During recent weeks, confidence has returned. Compared to the two-month period immediately following the lockdown announcement, new jobs have come up seven times as regularly in the month spanning mid-July to mid-August.

Relative to the previous two months, vacancies have arisen twice as regularly at large (Magic Circle, international, UK Top 20) and medium sized (20th to 50th largest by revenue), and Top 100 firms (51st to 100th by revenue) and smaller/boutique London firms have continued their resurgence, with another 167% increase in the volume of new positions advertised daily.

As the larger firms normally account for a greater proportion of the vacancies, despite this recent re-doubling of activity there are still 70% fewer vacancies arising day to day compared to the start of the year.

In contrast, the sustained increase in activity at firms ranked 21st  to 50th by revenue, which bounced back considerably during the previous period, is now only 11% down on its pre-pandemic benchmark, in terms of rate of new vacancies per day.

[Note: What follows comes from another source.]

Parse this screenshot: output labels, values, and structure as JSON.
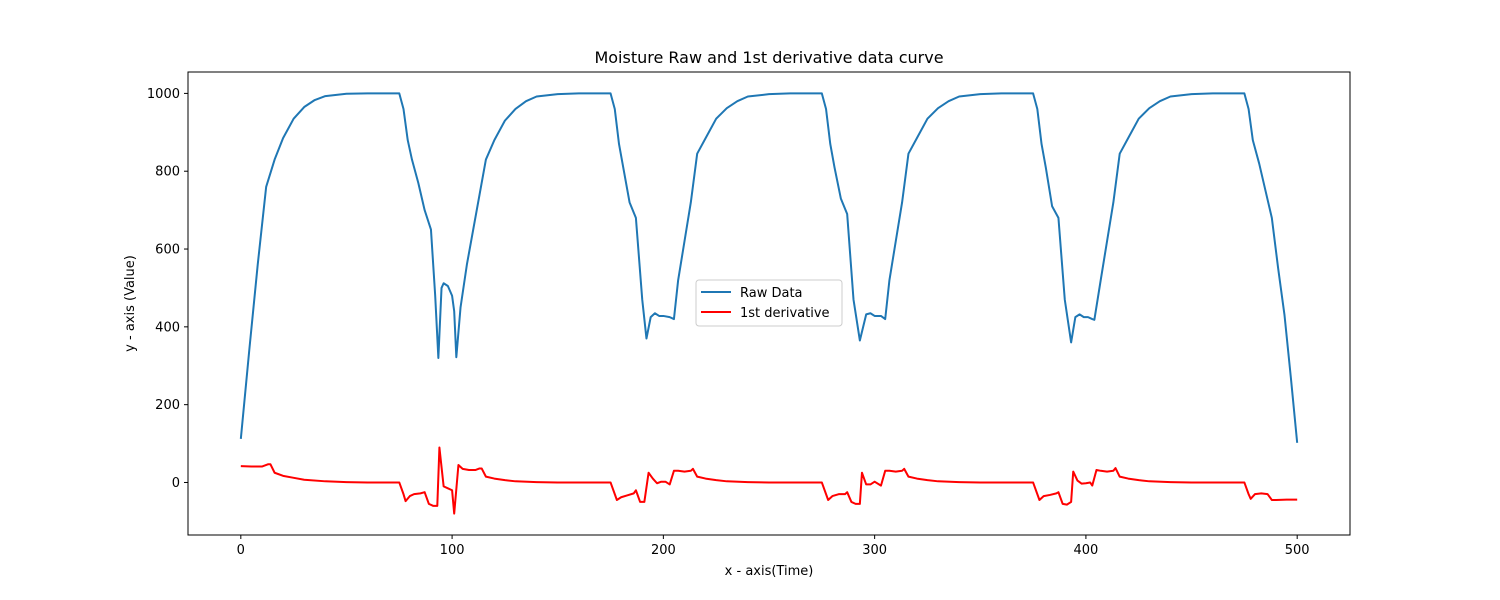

Whilst litigation roles previously represented less than a quarter of our roles, they now account for nearly a third, as the initial drop off was less severe than in other areas, and the gradual increase month to month has been marginally stronger than in other areas.

Although still at a fraction of their pre-pandemic levels, finally a trickle of transactional Real Estate, Corporate and Commercial Technology roles have also started to come through again, after four months of scarcely any activity.

All told, we are currently seeing 53% as many vacancies arise compared to before the pandemic really took hold, which is a remarkable recovery, considering how the market largely ground to a halt in March and barely moved in the first months that followed.